Criticism of the Employment Relations Act was unwarranted and incorrect, the chief judge of the employment court says in reply
KEY POINTS:
I write to correct some of the outdated and inaccurate shibboleths attributed to Tony Skelton of ACE Training in the article `Hard to get bad eggs poached' in the Career section of last week's paper.
The article read: "For employers who choose to go through the process outlined under the [Employment Relations] Act, Skelton says there is little room for error.
"If we as business owners don't follow the process correctly, irrespective of the reasons and the legitimacy of a disciplinary action, we are in default of the Act and we are going to get done for it," he says.
"From a small business owner's point of view, the business has absolutely no protection whatsoever ... It's a completely lopsided, unbalanced piece of legislation. It takes three months to go through the process and, if you slip up on one point, the Employment Court says you've stuffed up."
Employment law, based on International Labour Organisation Conventions, to which New Zealand is a signatory, has long required that employees who may be at risk of dismissal or disadvantage in employment be treated fairly and reasonably by their employers.
The courts have interpreted those obligations to include requirements for a fair and reasonable process that includes informing employees of issues and providing a reasonable opportunity to improve performance before the significant step of dismissal is undertaken.

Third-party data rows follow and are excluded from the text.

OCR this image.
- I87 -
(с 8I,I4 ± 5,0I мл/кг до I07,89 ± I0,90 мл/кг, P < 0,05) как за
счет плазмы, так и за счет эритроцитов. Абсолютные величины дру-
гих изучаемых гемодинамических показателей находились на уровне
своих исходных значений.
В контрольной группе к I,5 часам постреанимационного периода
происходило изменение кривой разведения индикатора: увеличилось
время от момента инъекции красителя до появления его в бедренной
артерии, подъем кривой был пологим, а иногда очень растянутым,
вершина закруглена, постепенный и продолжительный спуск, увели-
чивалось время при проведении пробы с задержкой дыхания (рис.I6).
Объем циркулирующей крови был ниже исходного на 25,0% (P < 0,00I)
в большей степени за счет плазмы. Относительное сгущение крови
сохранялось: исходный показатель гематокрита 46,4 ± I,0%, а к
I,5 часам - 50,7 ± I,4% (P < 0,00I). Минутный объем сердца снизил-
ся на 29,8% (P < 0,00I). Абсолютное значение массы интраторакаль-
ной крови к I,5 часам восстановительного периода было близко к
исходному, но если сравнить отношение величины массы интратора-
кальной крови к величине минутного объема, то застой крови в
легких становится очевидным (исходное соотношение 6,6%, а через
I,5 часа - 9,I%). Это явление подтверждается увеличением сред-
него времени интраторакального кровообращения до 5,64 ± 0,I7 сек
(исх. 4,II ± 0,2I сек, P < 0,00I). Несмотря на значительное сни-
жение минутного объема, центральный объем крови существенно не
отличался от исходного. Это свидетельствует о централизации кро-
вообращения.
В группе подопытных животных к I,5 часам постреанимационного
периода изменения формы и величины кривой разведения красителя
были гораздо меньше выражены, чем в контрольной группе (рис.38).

What is required is not minute and pedantic scrutiny of procedure, in which any failure will give an employee remedies.
Rather, the law is that overall and substantial fairness and reasonableness in an employer's approach to questions of performance failure or misconduct in employment is the touchstone.
Since 2004, the Act has required that justification for a dismissal from, or disadvantage in, employment should be judged "by considering whether the employer's actions, and how the employer acted, were what a fair and reasonable employer would have done in all the circumstances".
Although the Act is in many respects employee-protection legislation, neither it nor its interpretation and application by the Employment Relations Authority or the Court is "completely lopsided" or "unbalanced" as Mr Skelton asserts.
Nor is Mr Skelton correct in suggesting that raising issues of poor work performance with employees incurs risks of "constructive dismissal".
Genuine concerns about work performance fairly conveyed with opportunities for improvement are unlikely to be interpreted by courts as the serious breaches by employers that constitute in law constructive dismissals.
The article does not refer to probationary periods in employment that are expressly recognised by the Act and may be entirely appropriate where there is some uncertainty about an employee's ability or willingness to perform the job.
Dealing with inadequate performance or other unsatisfactory employment issues is not a no-win legal minefield for employers, to be avoided only by buying off employees.
It is an area of employment relations in which, because of the potential consequences to employees, the law expects employers to meet standards of fairness and reasonableness in all the circumstances of any particular case.